Prevention of depression

Important things for preserving mental health:

Movement: adults should actively move themselves for at least 20 minutes a day; one hour of movement a day is recommended for children.

Sufficient sleep: although people vary in their sleep requirement, eight hours per night is considered a sufficient amount of sleep.

Nutrition: balanced and regular meals are the basis of mental and physical well-being.

Avoiding intoxicating substances:this includes drugs (incl. cannabis) and alcohol (which works as a depressant!) as well as nicotine addiction (people who smoke often experience more anxiety and other negative emotions).

Spending time outdoors:  at least 20 minutes a day will also help to prevent chronic vitamin D deficiency.

What we can do for ourselves and others in order to prevent depression:

-We can learn better problem-solving skills for how to cope with stress. Possessing these skills increases our chances of resolving a challenging situation where we could be facing loss as painlessly as possible.

-It is possible to learn and practise to observe and train our thoughts to worry less (link to worrying) and stop having the same negative thoughts over and over again. Certain hallmarks of anxiety, such as worrying, reticence, or fear have been found to preclude depression. If we can nip those feelings in the bud, we may be able to prevent the development of depression.

-It is possible to remind ourselves how to be more playful and creative, to discover something new. Depression is characterised by not feeling enough emotions that could be described as excitement, joy, interest, enthusiasm, pride. If we practise bringing those feelings into our daily lives, we do not need to worry about depression as much. 

-A very important aspect that requires attention are relationships, both close relationships with the people who are important to us, as well as social inclusivity in general.

We cannot change our childhood. We can make up for any shortcomings with the experience we gain in our adulthood and ensure that we do not burden our children with any unwanted baggage. Children whose parents behave in ways that are less warm, supportive, and encouraging and more overly controlling, as well as children of parents who suffer from depression are at a greater risk for developing depression. The mental well-being of children is also significantly affected by the relationship between their parents and the quality of the family relationships in general.

Having supportive social relationships markedly improves the ability to cope with stressful life events, including depression. The breaking down of significant relationships or dissatisfaction with those relationships are risk factors for depression.

It is important for children to have the support of at least one parent or a person who is in a parental role. It is as important for adults to have a supportive social network to turn to – be it friends, family members, colleagues, support group members, or other like-minded people.

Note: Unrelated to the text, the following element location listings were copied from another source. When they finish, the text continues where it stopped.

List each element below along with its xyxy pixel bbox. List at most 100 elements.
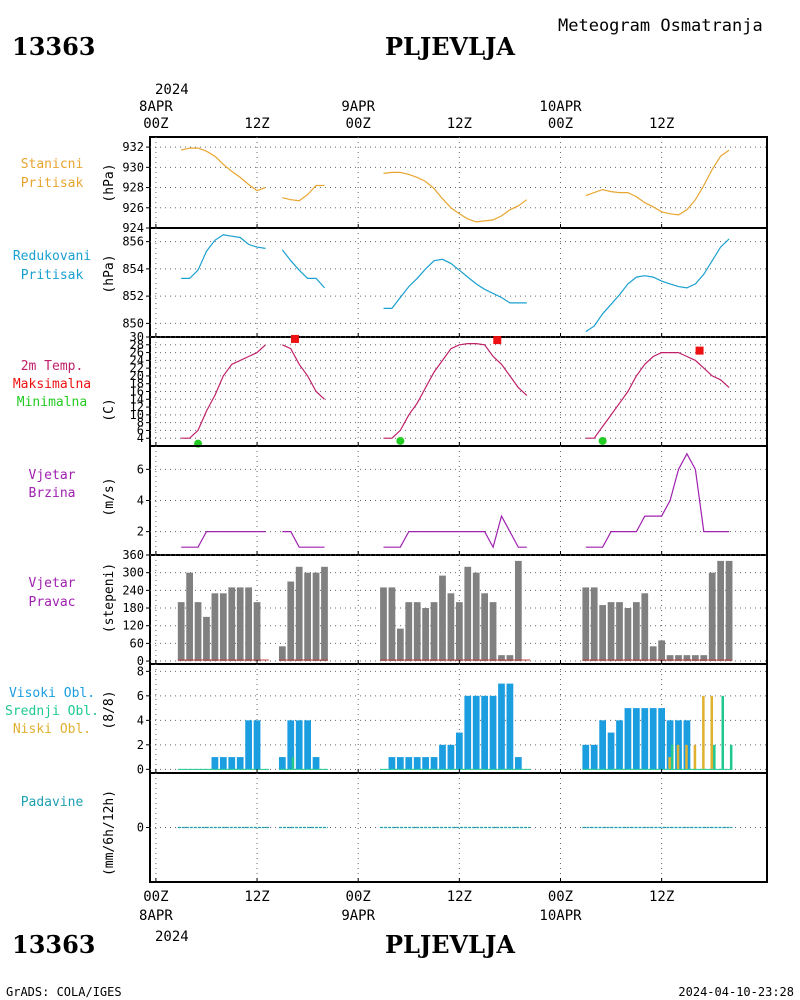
direction-bar bbox=[641, 593, 649, 662]
temperature-line-segment bbox=[383, 343, 528, 439]
cloud-bar-Visoki Obl. bbox=[658, 708, 666, 770]
bottom-hour-label: 12Z bbox=[447, 889, 472, 905]
panel-precipitation: 0 Padavine (mm/6h/12h) bbox=[21, 772, 768, 883]
y-tick-label: 856 bbox=[122, 235, 144, 249]
y-tick-label: 852 bbox=[122, 289, 144, 303]
cloud-bar-Visoki Obl. bbox=[422, 757, 429, 770]
y-tick-label: 932 bbox=[122, 140, 144, 154]
cloud-bar-Visoki Obl. bbox=[287, 720, 295, 770]
direction-bar bbox=[177, 602, 185, 662]
direction-bar bbox=[388, 587, 396, 662]
y-tick-label: 28 bbox=[130, 338, 144, 352]
direction-bar bbox=[590, 587, 598, 662]
reduced_pressure-line-segment bbox=[181, 234, 266, 279]
panel-unit-precipitation: (mm/6h/12h) bbox=[102, 790, 117, 876]
y-tick-label: 854 bbox=[122, 262, 144, 276]
cloud-bar-Visoki Obl. bbox=[498, 683, 505, 770]
direction-bar bbox=[278, 646, 286, 662]
cloud-bar-Visoki Obl. bbox=[295, 720, 303, 770]
cloud-bar-Visoki Obl. bbox=[312, 757, 320, 770]
direction-bar bbox=[447, 593, 455, 662]
panel-label-station_pressure: Pritisak bbox=[21, 176, 84, 191]
direction-bar bbox=[624, 608, 632, 662]
y-tick-label: 0 bbox=[137, 821, 144, 835]
cloud-bar-Visoki Obl. bbox=[439, 744, 446, 770]
cloud-bar-Visoki Obl. bbox=[590, 744, 598, 770]
bottom-year-label: 2024 bbox=[155, 929, 189, 945]
cloud-bar-Niski Obl. bbox=[710, 695, 714, 770]
y-tick-label: 850 bbox=[122, 316, 144, 330]
direction-bar bbox=[666, 655, 674, 662]
bottom-day-label: 10APR bbox=[539, 908, 582, 924]
y-tick-label: 2 bbox=[137, 738, 144, 752]
bottom-day-label: 9APR bbox=[341, 908, 375, 924]
cloud-bar-Visoki Obl. bbox=[607, 732, 615, 770]
panel-label-cloud_cover: Visoki Obl. bbox=[9, 686, 95, 701]
cloud-bar-Visoki Obl. bbox=[253, 720, 261, 770]
cloud-bar-Visoki Obl. bbox=[599, 720, 607, 770]
y-tick-label: 20 bbox=[130, 369, 144, 383]
cloud-bar-Srednji Obl. bbox=[721, 695, 725, 770]
cloud-bar-Visoki Obl. bbox=[464, 695, 472, 770]
panel-wind_speed: 2 4 6 Vjetar Brzina (m/s) bbox=[29, 445, 768, 556]
panel-unit-temperature: (C) bbox=[102, 398, 117, 421]
panel-label-cloud_cover: Niski Obl. bbox=[13, 722, 91, 737]
direction-bar bbox=[481, 593, 489, 662]
direction-bar bbox=[506, 655, 514, 662]
wind_speed-line-segment bbox=[181, 530, 266, 548]
station_pressure-line-segment bbox=[383, 171, 528, 223]
top-hour-label: 00Z bbox=[143, 116, 168, 132]
cloud-bar-Visoki Obl. bbox=[666, 720, 674, 770]
timestamp-text: 2024-04-10-23:28 bbox=[678, 985, 794, 999]
panel-frame-temperature bbox=[149, 336, 768, 447]
panel-label-cloud_cover: Srednji Obl. bbox=[5, 704, 99, 719]
temperature-line-segment bbox=[181, 344, 266, 439]
cloud-bar-Niski Obl. bbox=[693, 744, 697, 770]
y-tick-label: 16 bbox=[130, 385, 144, 399]
y-tick-label: 26 bbox=[130, 346, 144, 360]
direction-bar bbox=[683, 655, 691, 662]
cloud-bar-Visoki Obl. bbox=[582, 744, 590, 770]
direction-bar bbox=[405, 602, 413, 662]
station-id-bottom: 13363 bbox=[12, 930, 96, 959]
y-tick-label: 12 bbox=[130, 400, 144, 414]
wind_speed-line-segment bbox=[383, 514, 527, 549]
bottom-hour-label: 00Z bbox=[346, 889, 371, 905]
panel-unit-station_pressure: (hPa) bbox=[102, 163, 117, 202]
y-tick-label: 240 bbox=[122, 583, 144, 597]
station_pressure-line-segment bbox=[282, 184, 325, 202]
direction-bar bbox=[194, 602, 202, 662]
cloud-bar-Visoki Obl. bbox=[641, 708, 649, 770]
y-tick-label: 4 bbox=[137, 431, 144, 445]
direction-bar bbox=[430, 602, 438, 662]
cloud-bar-Srednji Obl. bbox=[729, 744, 733, 770]
tmax-marker bbox=[290, 334, 299, 343]
direction-bar bbox=[691, 655, 699, 662]
y-tick-label: 30 bbox=[130, 330, 144, 344]
bottom-hour-label: 00Z bbox=[548, 889, 573, 905]
y-tick-label: 6 bbox=[137, 423, 144, 437]
cloud-bar-Visoki Obl. bbox=[405, 757, 413, 770]
bottom-hour-label: 00Z bbox=[143, 889, 168, 905]
direction-bar bbox=[295, 566, 303, 662]
panel-unit-wind_direction: (stepeni) bbox=[102, 563, 117, 633]
panel-label-precipitation: Padavine bbox=[21, 795, 84, 810]
cloud-bar-Visoki Obl. bbox=[481, 695, 489, 770]
y-tick-label: 22 bbox=[130, 361, 144, 375]
panel-unit-cloud_cover: (8/8) bbox=[102, 690, 117, 729]
cloud-bar-Visoki Obl. bbox=[649, 708, 657, 770]
direction-bar bbox=[472, 572, 480, 662]
direction-bar bbox=[304, 572, 311, 662]
panel-label-temperature: Maksimalna bbox=[13, 377, 91, 392]
cloud-bar-Visoki Obl. bbox=[396, 757, 404, 770]
y-tick-label: 120 bbox=[122, 619, 144, 633]
direction-bar bbox=[658, 640, 666, 662]
bottom-time-axis: 00Z 12Z 00Z 12Z 00Z 12Z 8APR 9APR 10APR bbox=[139, 889, 674, 924]
y-tick-label: 10 bbox=[130, 408, 144, 422]
temperature-line-segment bbox=[282, 344, 325, 400]
cloud-bar-Visoki Obl. bbox=[211, 757, 219, 770]
y-tick-label: 4 bbox=[137, 494, 144, 508]
panel-wind_direction: 0 60 120 180 240 300 360 Vjetar Pravac (stepeni) bbox=[29, 548, 768, 668]
tmax-marker bbox=[695, 346, 704, 355]
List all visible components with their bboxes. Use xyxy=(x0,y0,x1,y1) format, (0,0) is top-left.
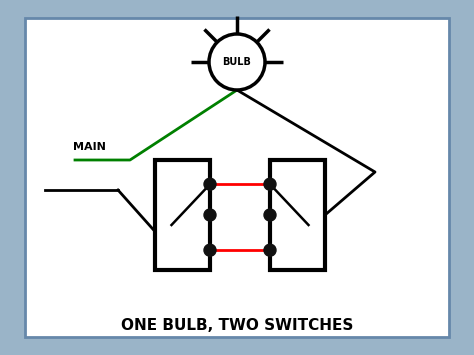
Ellipse shape xyxy=(209,34,265,90)
Circle shape xyxy=(204,209,216,221)
Text: BULB: BULB xyxy=(223,57,251,67)
Text: MAIN: MAIN xyxy=(73,142,106,152)
Bar xyxy=(270,160,325,270)
Bar xyxy=(155,160,210,270)
Circle shape xyxy=(264,209,276,221)
Circle shape xyxy=(204,244,216,256)
Text: ONE BULB, TWO SWITCHES: ONE BULB, TWO SWITCHES xyxy=(121,317,353,333)
Circle shape xyxy=(264,244,276,256)
Circle shape xyxy=(264,178,276,190)
Circle shape xyxy=(204,178,216,190)
Bar xyxy=(25,18,449,337)
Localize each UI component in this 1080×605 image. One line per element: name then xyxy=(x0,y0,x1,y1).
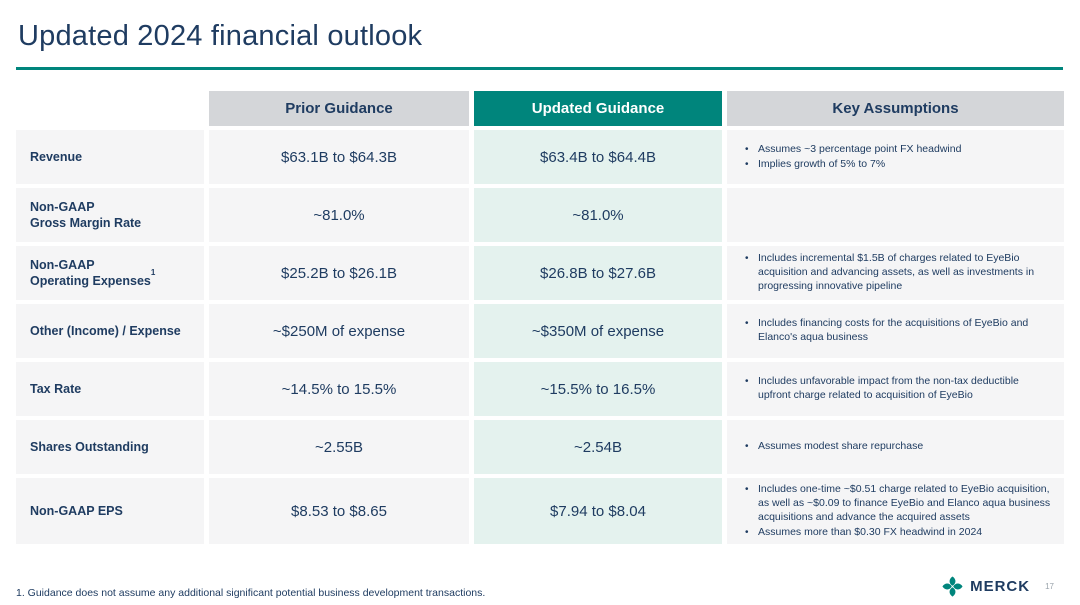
prior-guidance-cell: ~2.55B xyxy=(209,420,469,474)
updated-guidance-cell: ~15.5% to 16.5% xyxy=(474,362,722,416)
assumptions-list: Includes one-time ~$0.51 charge related … xyxy=(733,482,1058,540)
row-label-text: Shares Outstanding xyxy=(30,439,149,454)
row-label: Non-GAAP EPS xyxy=(16,478,204,545)
updated-guidance-cell: $63.4B to $64.4B xyxy=(474,130,722,184)
prior-guidance-cell: $63.1B to $64.3B xyxy=(209,130,469,184)
updated-guidance-cell: ~$350M of expense xyxy=(474,304,722,358)
row-label-text: Other (Income) / Expense xyxy=(30,323,181,338)
table-row: Non-GAAP EPS $8.53 to $8.65 $7.94 to $8.… xyxy=(16,478,1064,545)
row-label: Non-GAAP Gross Margin Rate xyxy=(16,188,204,242)
key-assumptions-cell: Assumes modest share repurchase xyxy=(727,420,1064,474)
row-label: Shares Outstanding xyxy=(16,420,204,474)
assumption-item: Assumes more than $0.30 FX headwind in 2… xyxy=(745,526,1054,540)
page-number: 17 xyxy=(1045,582,1054,591)
title-divider xyxy=(16,67,1063,70)
key-assumptions-header: Key Assumptions xyxy=(727,91,1064,126)
table-row: Non-GAAP Gross Margin Rate ~81.0% ~81.0% xyxy=(16,188,1064,242)
row-label-text: Tax Rate xyxy=(30,381,82,396)
row-label-text: Non-GAAP Operating Expenses xyxy=(30,257,151,288)
table-body: Revenue $63.1B to $64.3B $63.4B to $64.4… xyxy=(16,130,1064,545)
assumptions-list: Includes unfavorable impact from the non… xyxy=(733,374,1058,404)
table-row: Other (Income) / Expense ~$250M of expen… xyxy=(16,304,1064,358)
updated-guidance-header: Updated Guidance xyxy=(474,91,722,126)
assumption-item: Assumes modest share repurchase xyxy=(745,440,1054,454)
assumptions-list: Includes financing costs for the acquisi… xyxy=(733,316,1058,346)
table-row: Shares Outstanding ~2.55B ~2.54B Assumes… xyxy=(16,420,1064,474)
footnote: 1. Guidance does not assume any addition… xyxy=(16,587,486,599)
assumption-item: Implies growth of 5% to 7% xyxy=(745,158,1054,172)
financial-outlook-table: Prior Guidance Updated Guidance Key Assu… xyxy=(16,91,1064,545)
assumption-item: Includes one-time ~$0.51 charge related … xyxy=(745,483,1054,525)
row-label-text: Non-GAAP Gross Margin Rate xyxy=(30,199,142,230)
prior-guidance-cell: ~81.0% xyxy=(209,188,469,242)
updated-guidance-cell: ~2.54B xyxy=(474,420,722,474)
key-assumptions-cell: Includes incremental $1.5B of charges re… xyxy=(727,246,1064,300)
assumptions-list: Assumes ~3 percentage point FX headwindI… xyxy=(733,142,1058,173)
updated-guidance-cell: $7.94 to $8.04 xyxy=(474,478,722,545)
assumption-item: Assumes ~3 percentage point FX headwind xyxy=(745,143,1054,157)
prior-guidance-cell: ~$250M of expense xyxy=(209,304,469,358)
table-row: Revenue $63.1B to $64.3B $63.4B to $64.4… xyxy=(16,130,1064,184)
row-label-text: Non-GAAP EPS xyxy=(30,504,123,519)
prior-guidance-header: Prior Guidance xyxy=(209,91,469,126)
updated-guidance-cell: ~81.0% xyxy=(474,188,722,242)
updated-guidance-cell: $26.8B to $27.6B xyxy=(474,246,722,300)
assumption-item: Includes financing costs for the acquisi… xyxy=(745,317,1054,345)
assumptions-list: Assumes modest share repurchase xyxy=(733,439,1058,455)
header-spacer-cell xyxy=(16,91,204,126)
prior-guidance-cell: ~14.5% to 15.5% xyxy=(209,362,469,416)
key-assumptions-cell: Includes one-time ~$0.51 charge related … xyxy=(727,478,1064,545)
brand-name: MERCK xyxy=(970,578,1031,595)
table-row: Tax Rate ~14.5% to 15.5% ~15.5% to 16.5%… xyxy=(16,362,1064,416)
key-assumptions-cell: Includes unfavorable impact from the non… xyxy=(727,362,1064,416)
key-assumptions-cell: Includes financing costs for the acquisi… xyxy=(727,304,1064,358)
row-label: Revenue xyxy=(16,130,204,184)
row-label: Non-GAAP Operating Expenses 1 xyxy=(16,246,204,300)
table-header-row: Prior Guidance Updated Guidance Key Assu… xyxy=(16,91,1064,126)
slide: Updated 2024 financial outlook Prior Gui… xyxy=(0,20,1080,605)
assumption-item: Includes unfavorable impact from the non… xyxy=(745,375,1054,403)
prior-guidance-cell: $8.53 to $8.65 xyxy=(209,478,469,545)
row-label-text: Revenue xyxy=(30,149,83,164)
prior-guidance-cell: $25.2B to $26.1B xyxy=(209,246,469,300)
page-title: Updated 2024 financial outlook xyxy=(18,20,423,52)
merck-logo-icon xyxy=(942,576,963,597)
assumptions-list: Includes incremental $1.5B of charges re… xyxy=(733,251,1058,295)
assumption-item: Includes incremental $1.5B of charges re… xyxy=(745,252,1054,294)
table-row: Non-GAAP Operating Expenses 1 $25.2B to $… xyxy=(16,246,1064,300)
row-label: Other (Income) / Expense xyxy=(16,304,204,358)
row-label: Tax Rate xyxy=(16,362,204,416)
key-assumptions-cell xyxy=(727,188,1064,242)
footer-brand: MERCK 17 xyxy=(942,576,1054,597)
key-assumptions-cell: Assumes ~3 percentage point FX headwindI… xyxy=(727,130,1064,184)
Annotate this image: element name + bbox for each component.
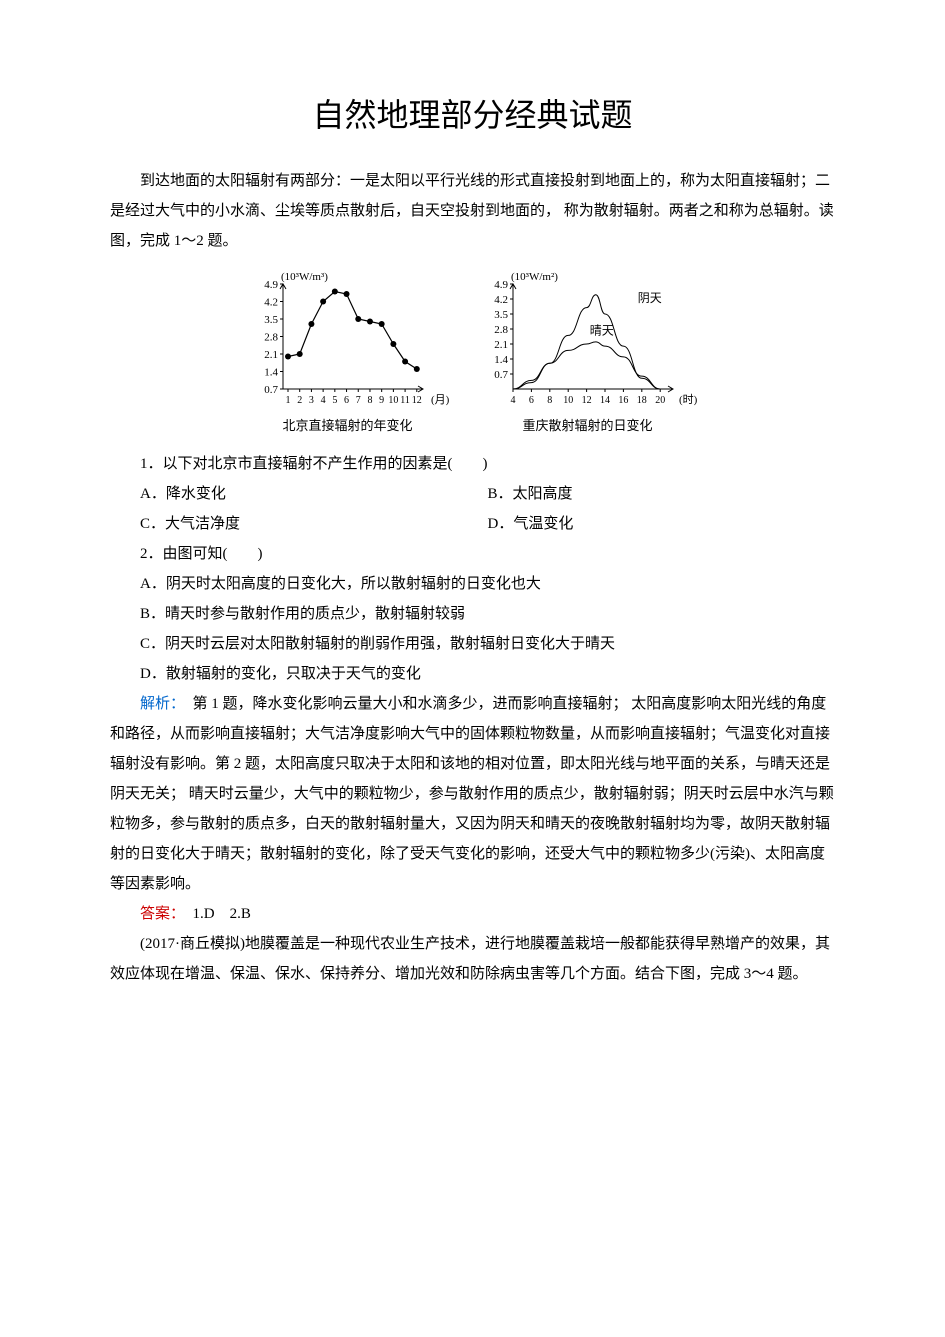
svg-text:9: 9 bbox=[379, 395, 384, 406]
svg-text:4.9: 4.9 bbox=[264, 279, 278, 291]
svg-text:(时): (时) bbox=[679, 393, 698, 406]
svg-text:2.1: 2.1 bbox=[494, 339, 508, 351]
chart-chongqing-radiation: (10³W/m²) 0.7 1.4 2.1 2.8 3.5 4.2 4.9 4 6 8 10 12 14 1… bbox=[473, 266, 703, 411]
svg-text:14: 14 bbox=[600, 395, 610, 406]
q2-stem: 2．由图可知( ) bbox=[110, 539, 835, 569]
svg-text:7: 7 bbox=[355, 395, 360, 406]
q2-opt-a: A．阴天时太阳高度的日变化大，所以散射辐射的日变化也大 bbox=[140, 569, 835, 599]
answer-text: 1.D 2.B bbox=[178, 906, 251, 922]
chart1-container: (10³W/m³)0.71.42.12.83.54.24.91234567891… bbox=[243, 266, 453, 434]
page-title: 自然地理部分经典试题 bbox=[110, 90, 835, 136]
svg-text:3.5: 3.5 bbox=[494, 309, 508, 321]
svg-text:1: 1 bbox=[285, 395, 290, 406]
svg-text:0.7: 0.7 bbox=[264, 384, 278, 396]
svg-text:4: 4 bbox=[510, 395, 515, 406]
intro-paragraph: 到达地面的太阳辐射有两部分：一是太阳以平行光线的形式直接投射到地面上的，称为太阳… bbox=[110, 166, 835, 256]
svg-text:11: 11 bbox=[400, 395, 410, 406]
svg-text:16: 16 bbox=[618, 395, 628, 406]
svg-text:(月): (月) bbox=[431, 394, 450, 406]
svg-text:3: 3 bbox=[308, 395, 313, 406]
analysis-text: 第 1 题，降水变化影响云量大小和水滴多少，进而影响直接辐射； 太阳高度影响太阳… bbox=[110, 696, 834, 892]
chart-beijing-radiation: (10³W/m³)0.71.42.12.83.54.24.91234567891… bbox=[243, 266, 453, 411]
svg-text:(10³W/m²): (10³W/m²) bbox=[511, 271, 558, 283]
answer-label: 答案： bbox=[140, 906, 178, 922]
svg-text:12: 12 bbox=[411, 395, 421, 406]
q2-options: A．阴天时太阳高度的日变化大，所以散射辐射的日变化也大 B．晴天时参与散射作用的… bbox=[110, 569, 835, 689]
q2-opt-c: C．阴天时云层对太阳散射辐射的削弱作用强，散射辐射日变化大于晴天 bbox=[140, 629, 835, 659]
svg-text:2.8: 2.8 bbox=[494, 324, 508, 336]
svg-text:晴天: 晴天 bbox=[589, 323, 613, 337]
svg-text:1.4: 1.4 bbox=[264, 367, 278, 379]
chart2-caption: 重庆散射辐射的日变化 bbox=[522, 415, 652, 434]
svg-text:4: 4 bbox=[320, 395, 325, 406]
svg-text:20: 20 bbox=[655, 395, 665, 406]
q2-opt-d: D．散射辐射的变化，只取决于天气的变化 bbox=[140, 659, 835, 689]
svg-text:6: 6 bbox=[528, 395, 533, 406]
svg-text:10: 10 bbox=[563, 395, 573, 406]
svg-text:4.2: 4.2 bbox=[494, 294, 508, 306]
svg-text:12: 12 bbox=[581, 395, 591, 406]
q1-opt-d: D．气温变化 bbox=[488, 509, 836, 539]
svg-text:18: 18 bbox=[636, 395, 646, 406]
svg-text:2: 2 bbox=[297, 395, 302, 406]
svg-text:4.9: 4.9 bbox=[494, 279, 508, 291]
svg-text:8: 8 bbox=[367, 395, 372, 406]
svg-text:2.8: 2.8 bbox=[264, 332, 278, 344]
context2-paragraph: (2017·商丘模拟)地膜覆盖是一种现代农业生产技术，进行地膜覆盖栽培一般都能获… bbox=[110, 929, 835, 989]
svg-text:0.7: 0.7 bbox=[494, 369, 508, 381]
svg-text:6: 6 bbox=[344, 395, 349, 406]
svg-text:3.5: 3.5 bbox=[264, 314, 278, 326]
svg-text:(10³W/m³): (10³W/m³) bbox=[281, 271, 328, 283]
charts-container: (10³W/m³)0.71.42.12.83.54.24.91234567891… bbox=[110, 266, 835, 434]
svg-text:10: 10 bbox=[388, 395, 398, 406]
svg-text:8: 8 bbox=[547, 395, 552, 406]
chart1-caption: 北京直接辐射的年变化 bbox=[282, 415, 412, 434]
q1-opt-c: C．大气洁净度 bbox=[140, 509, 488, 539]
svg-text:1.4: 1.4 bbox=[494, 354, 508, 366]
svg-text:2.1: 2.1 bbox=[264, 349, 278, 361]
q1-opt-a: A．降水变化 bbox=[140, 479, 488, 509]
svg-text:阴天: 阴天 bbox=[637, 291, 661, 305]
chart2-container: (10³W/m²) 0.7 1.4 2.1 2.8 3.5 4.2 4.9 4 6 8 10 12 14 1… bbox=[473, 266, 703, 434]
q1-opt-b: B．太阳高度 bbox=[488, 479, 836, 509]
answer-paragraph: 答案： 1.D 2.B bbox=[110, 899, 835, 929]
q1-options: A．降水变化 B．太阳高度 C．大气洁净度 D．气温变化 bbox=[110, 479, 835, 539]
q1-stem: 1．以下对北京市直接辐射不产生作用的因素是( ) bbox=[110, 449, 835, 479]
svg-text:5: 5 bbox=[332, 395, 337, 406]
q2-opt-b: B．晴天时参与散射作用的质点少，散射辐射较弱 bbox=[140, 599, 835, 629]
analysis-paragraph: 解析： 第 1 题，降水变化影响云量大小和水滴多少，进而影响直接辐射； 太阳高度… bbox=[110, 689, 835, 899]
svg-text:4.2: 4.2 bbox=[264, 297, 278, 309]
analysis-label: 解析： bbox=[140, 696, 178, 712]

Awareness of attitudes towards depression and people who suffer from depression

The fear of social stigmatisation is a significant factor in seeking help and treatment for depression. It is an important reason why seeking help is delayed, resulting in the depression becoming chronic and more severe. The stigma may be attached to the person from the outside, by societal attitudes, but also by themselves, reaffirming the feeling of worthlessness that accompanies depression. When a person breaks a leg, they do not get put in the corner to shame them for their weak bones or get told to not come out until they have pulled themselves together. We know that this kind of attitude is not helpful in disorders of physical health. Exactly the same applies to mental health disorders.